This morning, for the 12th time this week, I received an email link to the NPR headline: Christian Right Backs Giuliani on GOP Ticket.
According to the brief report: Rev. Pat Robertson has officially endorsed Rudolph Giuliani for president. After tiptoeing around the notion for a good three months, I guess we’re supposed to be surprised that Pat finally decided to dance with Rudy.
My thoughts on the matter: so what?
I “get it” that the conservative Christian movement influenced the 2004 elections by backing the Bush. If not for the “value voters’, Bush would have already been shipped back to Texas instead of pushing the country toward anticipated “end times” at the behest of a bunch of loony Armageddonists. And we’d have all been better off…. blah, blah, blah.
That was then. This is now.
I doubt the Religious Right is going to have similar influence in the 2008 elections. Bush has made people wary of mixing religion and politics. Furthermore, the former Bible-Totin’ kingmakers are stumbling around like the rest of us – uninspired, undecided, divided, fickle or flat-out fed-up with the options available.
For the first time ever: candidates on both sides leave voters feeling like they’ve just stumbled through the school lunch line. And we’re all busy thinking “No really, this is all we have to choose from? I find everything so distasteful.”
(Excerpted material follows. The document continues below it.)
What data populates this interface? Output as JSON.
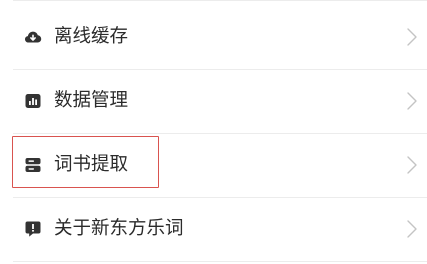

There’s not even a lesser of the two evils Bill Clinton-option this time (Sorry Pops – but yeah, I did. Bob Dole scares the bejesus out of me.)
Anyway, Bob Jones and Joel Osteen are making goo-goo eyes at Romney. Tim LaHaye and his wife are co-hosting hobnob with Huckabee events. James C. Dobson, the founder of Focus on the Family, claims he will sit-out the 2008 presidential election before he’ll vote for Rudy.
In a piece published on the conservative Web site WorldNetDaily, Dobson wrote:
“I cannot, and will not, vote for Rudy Giuliani in 2008. It is an irrevocable decision.”
Dobson also tossed out the notion of supporting Fred Thompson, which got Richard Land, the President of the Ethics & Religious Liberty Commission (which is part of the very influential Southern Baptist Convention) in a little snit.
(After all, Fred is like the Mrs. Jenkins of Tennessee. Better not nobody say nuttin’ bad about Misser Thompson. I loves me some Misser Thompson.)
Oh, and Falwell is dead.
Unless something changes, I’d say the religious right has lost it’s political muscle. Therefore, the next logical discussion would be – how many disgruntled Baptists will abandon the GOP.
However, considering the last “Can a Baptist be a Democrat” debate, to which I was a party, ended in a rather heated churchyard dispute after a deacon proclaimed “All Democrats were probably going to hell with the Mexicans and Twinkletoed Gays,” we should probably postpone the discussion until later.
I simply cannot afford to make bail right now.